The hospitality workers’ ambition, and their win, really struck me because in 2021, many of the working people in my own life, whose careers range from health care to shipping, also related to me experiences of seeing their own dignity, or that of their colleagues, or that of their clients, being compromised. A clinic here ordering unnecessary procedures to get a little more money, a delivery firm there requiring such tight schedules that their drivers bring empty bottles to pee in.

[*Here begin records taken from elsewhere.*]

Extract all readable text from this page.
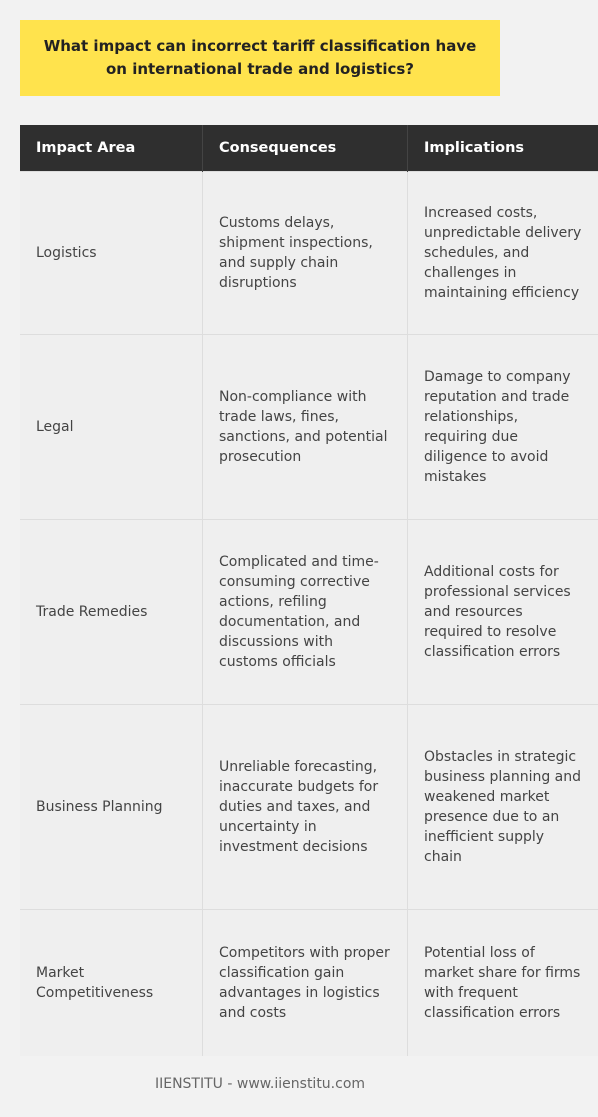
What impact can incorrect tariff classification have on international trade and logistics?
Impact Area	Consequences	Implications
Logistics	Customs delays, shipment inspections, and supply chain disruptions	Increased costs, unpredictable delivery schedules, and challenges in maintaining efficiency
Legal	Non-compliance with trade laws, fines, sanctions, and potential prosecution	Damage to company reputation and trade relationships, requiring due diligence to avoid mistakes
Trade Remedies	Complicated and time-consuming corrective actions, refiling documentation, and discussions with customs officials	Additional costs for professional services and resources required to resolve classification errors
Business Planning	Unreliable forecasting, inaccurate budgets for duties and taxes, and uncertainty in investment decisions	Obstacles in strategic business planning and weakened market presence due to an inefficient supply chain
Market Competitiveness	Competitors with proper classification gain advantages in logistics and costs	Potential loss of market share for firms with frequent classification errors
IIENSTITU - www.iienstitu.com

Unfortunately, these experiences are all too common if you’re a working person in America today, like those in hospitality, food manufacturing, and dozens and dozens of others. There’s a decent chance in America today that your job makes it pretty hard for you to live a life that your organization’s owner or leadership would see as “dignified” if they had to live it.
To varying degrees, these situations are created by decisions borne from “forced scarcity” - scarcity of funding, scarcity of labor - due in no small part to the ways that our country’s economic structure systematically funnels resources to the wealthiest and to owners, not to workers.
The hospitality workers of Colonial Williamsburg wielded their knowledge and their experience - and their power - like gladiators. But, as their years of struggle and stories show, sometimes, before knowledge can be wielded to help you, it first can strike you like a dagger through the heart.
2021 was a year of resilience for all of us, yet one of indignity for many. For some, at least those workers in Williamsburg, 2022 will be a year of sweet victory.
In this year 2022, my prayer for the world is that more of us find ways to use what we have learned about our world to struggle just little bit more for our own dignity and for that of all of humanity.